Diriwayatkan, ada seorang pemuda sedang berjalan di pinggir sungai. Dia menemukan buah anggur yang hanyut di sungai. Ia lantas mengambil buah itu dan memakannya hingga masuk ke perutnya.
Namun, belum habis buah anggur itu dimakan, sang pemuda menyadari bahwa buah itu tidak halal baginya, sebelum sang pemilik buah menghalalkannya.
Sang pemuda ini pun menyusuri sungai dan mencari pemilik kebun anggur itu. Dalam perjalanannya, akhirnya dia berjumpa dengan sang pemilik kebun. Sang pemuda lantas menyampaikan maksudnya dan memohon izin kepadanya untuk mengikhlaskan buah yang sudah dimakannya. Tapi, sang pemilik kebun tak mau menghalalkannya.
Sang pemuda ini terus memohon kepada pemilik kebun itu. Bahkan, ia rela menjadi penjaga kebun itu walau tanpa diupah asal dirinya mendapatkan kehalalan dari buah yang sudah dimakannya. Sebab, ia khawatir, buah anggur yang tidak halal itu bisa menjadi penghalang dirinya masuk ke surga.
Akhirnya, sang pemilik kebun mempekerjakan si pemuda sebagai penjaga kebun. Setelah beberapa waktu, dan melihat kesungguhan si pemuda menjaga dirinya dari hal-hal yang diharamkan, sang pemilik kebun ini berniat menghalalkan buah anggur itu.
“Namun dengan satu syarat,” ujarnya. Sang pemuda ini pun semringah, dan dia siap memenuhi syarat itu asal mendapat ridha dari sang pemilik kebun. “Syarat itu adalah, engkau harus menikah dengan anakku. Ia buta, tuli, bisu, dan lumpuh,” ujar pemilik kebun.
Mendengar hal itu, bukannya gembira, hati si pemuda justru makin gelisah. Sebab, dirinya akan mendapatkan istri yang tidak bisa apa-apa, yakni buta, tuli, bisu, dan lumpuh pula. Namun, demi halalnya anggur yang sudah masuk ke perutnya, ia pun menerima syarat itu.
Singkat cerita, dinikahkanlah si pemuda dengan anak pemilik kebun itu. Sesudah akad nikah, si pemuda dipersilakan menemui istrinya. Alangkah terkejutnya si pemuda, sebab perempuan yang ada di kamar itu, justru tidak buta, tidak tuli, tidak bisu, dan juga tidak lumpuh. Ia bisa melihat, mendengar, berbicara, dan berjalan.
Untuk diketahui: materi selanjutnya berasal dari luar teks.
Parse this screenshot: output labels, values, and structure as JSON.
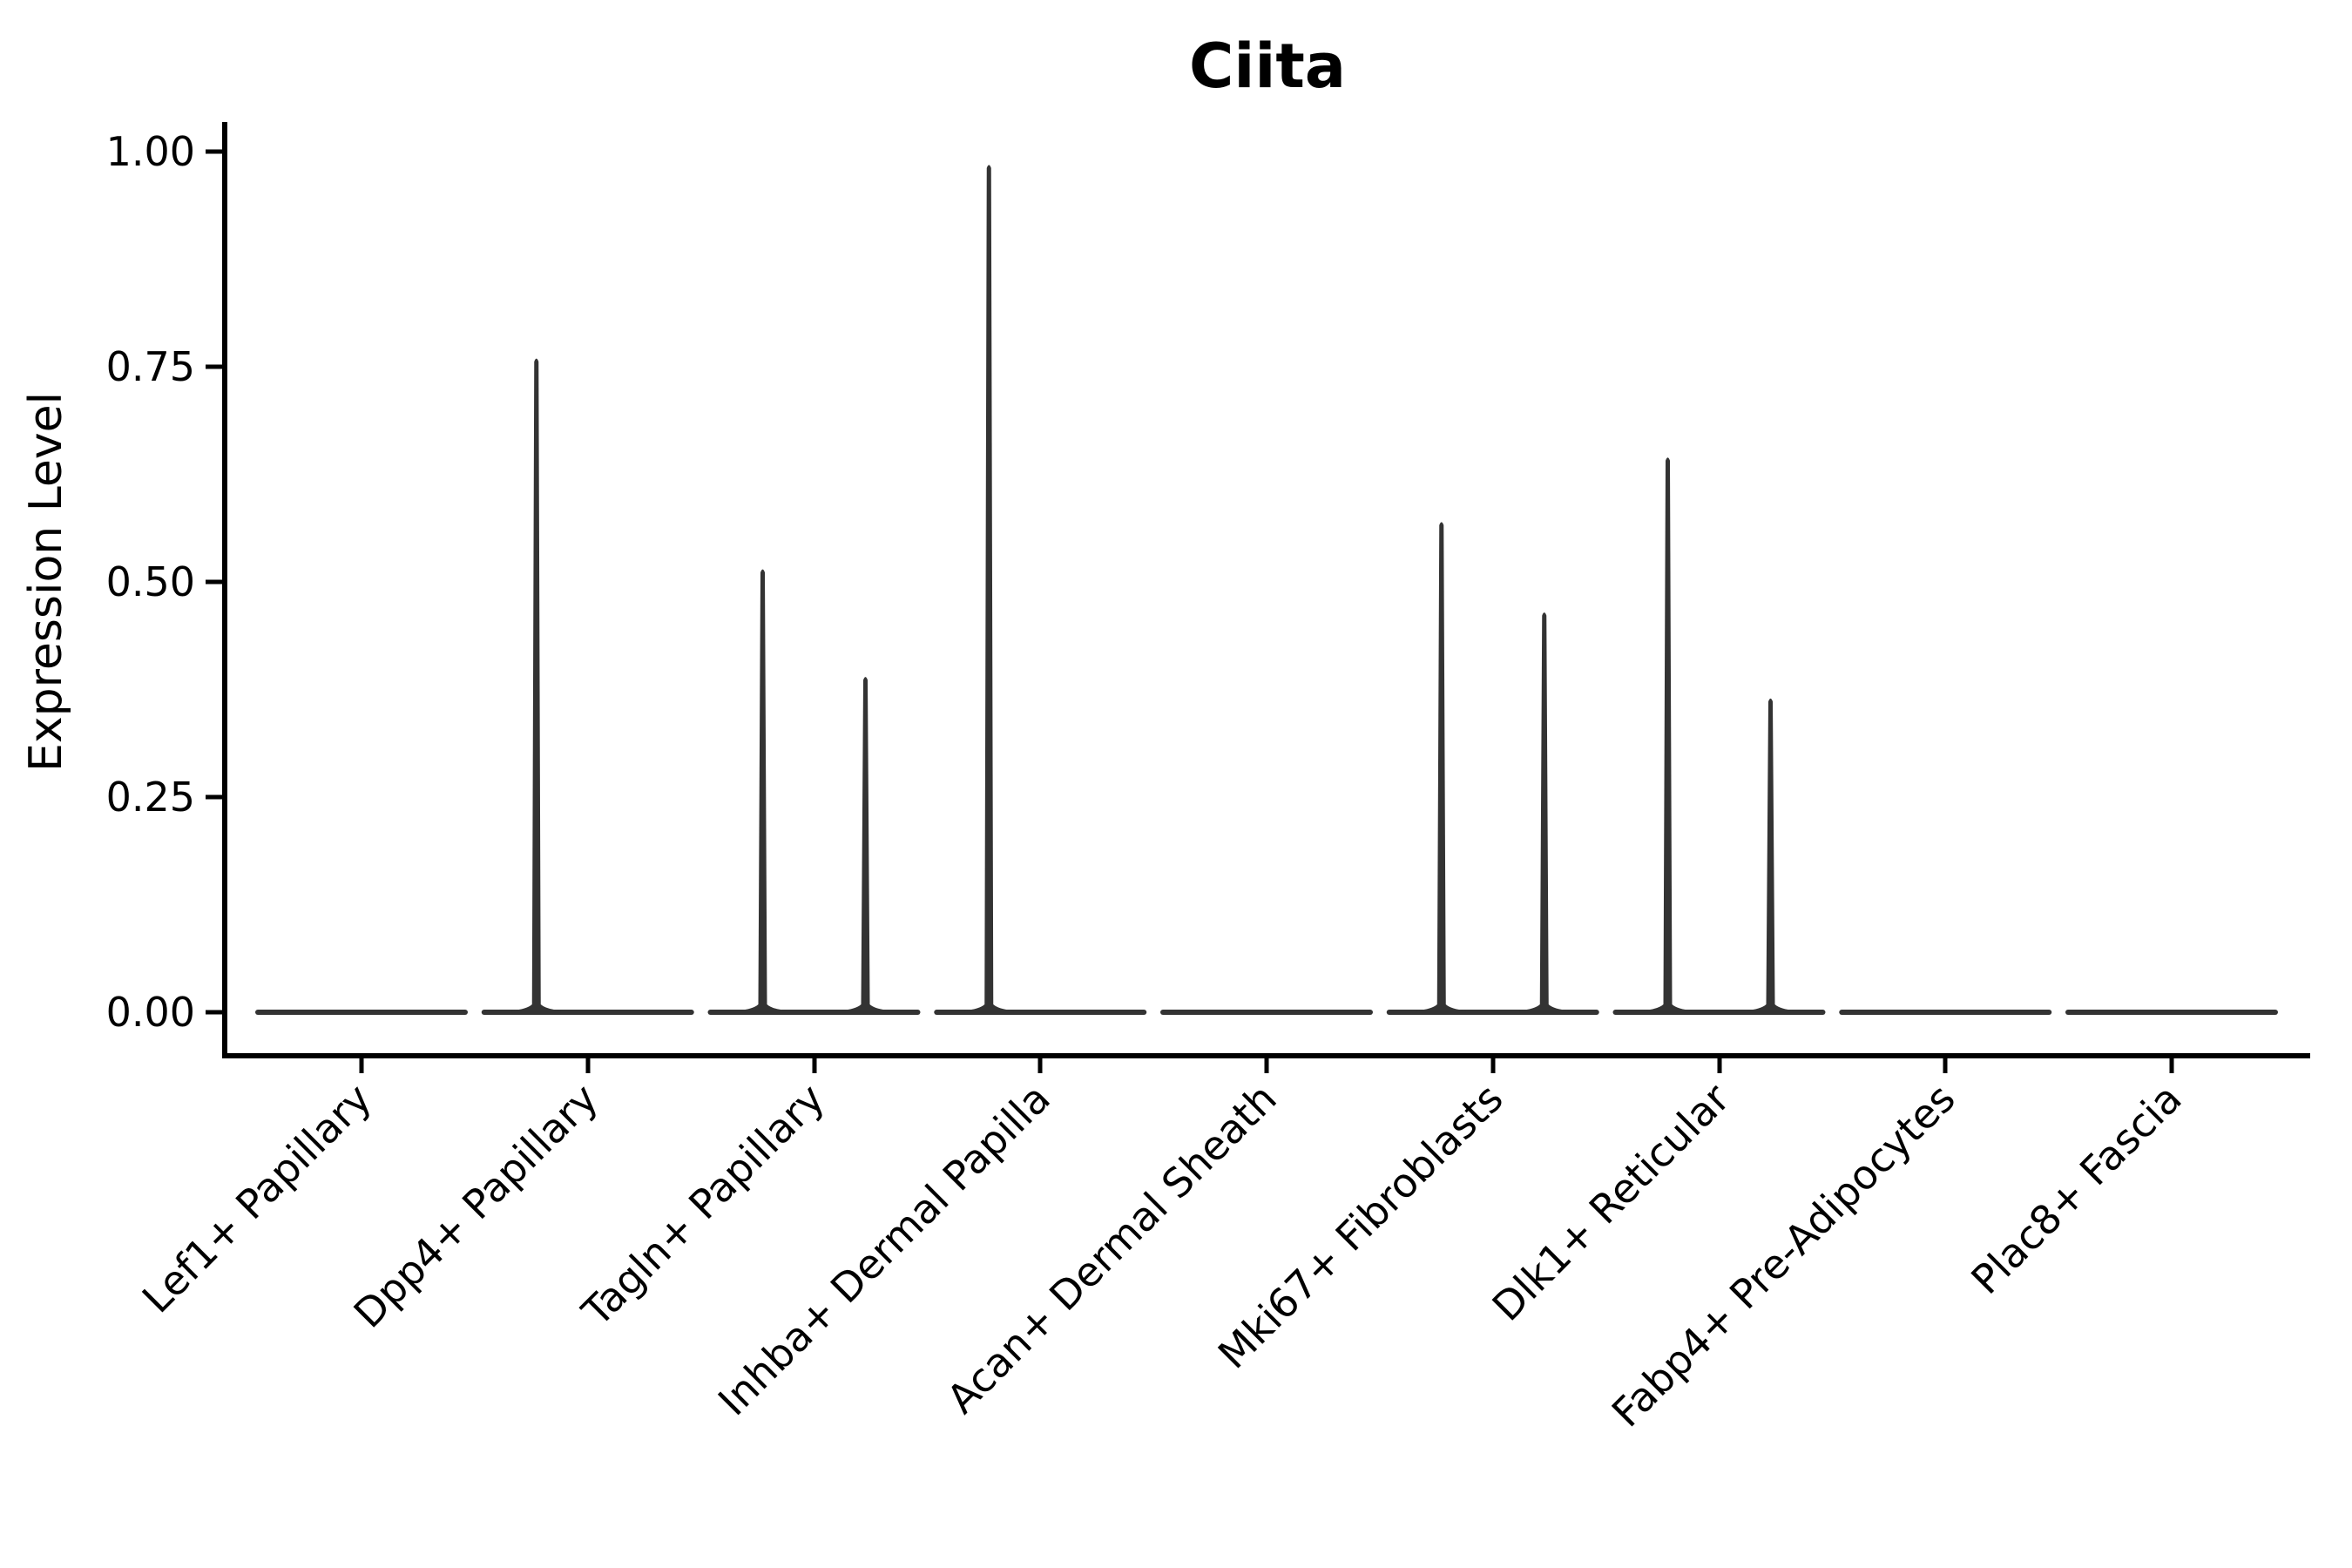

Mengetahui sang suami kebingungan, istrinya kemudian menjelaskan maksud orang tuanya yang menyatakan dirinya buta, tuli, bisu, dan lumpuh. “Ayahku benar. Aku bisu, karena tidak pernah membicarakan hal-hal yang buruk. Aku tuli karena tidak pernah mendengar hal-hal yang haram. Aku buta karena tak pernah melihat kemaksiatan. Dan aku lumpuh karena tak pernah pergi ke tempat maksiat,” ujarnya.
Mendengar hal itu, maka gembiralah hati sang pemuda. Ternyata, ketulusan dan keikhlasannya untuk senantiasa mencari makanan yang halal telah berbalas dengan kebaikan. Ia pun memuji kebesaran Allah SWT. Dari perkawinan mereka, lahirlah seorang ulama besar. Dialah Imam Hanafi. Dalam riwayat lain disebutkan, sang pemuda itu adalah ayah dari Imam Syafii.
Dari cerita ini dapat kita ambil hikmah bahwa orang yang senantiasa mencari rezeki halal, niscaya akan berbuah pada kebaikan. Rasul SAW bersabda; “Akan datang suatu masa yang ketika itu manusia tidak lagi menghiraukan sumber pendapatannya, apakah berasal dari yang halal atau dari yang haram.” (HR Bukhari dan Nasai). Wallahu a’lam.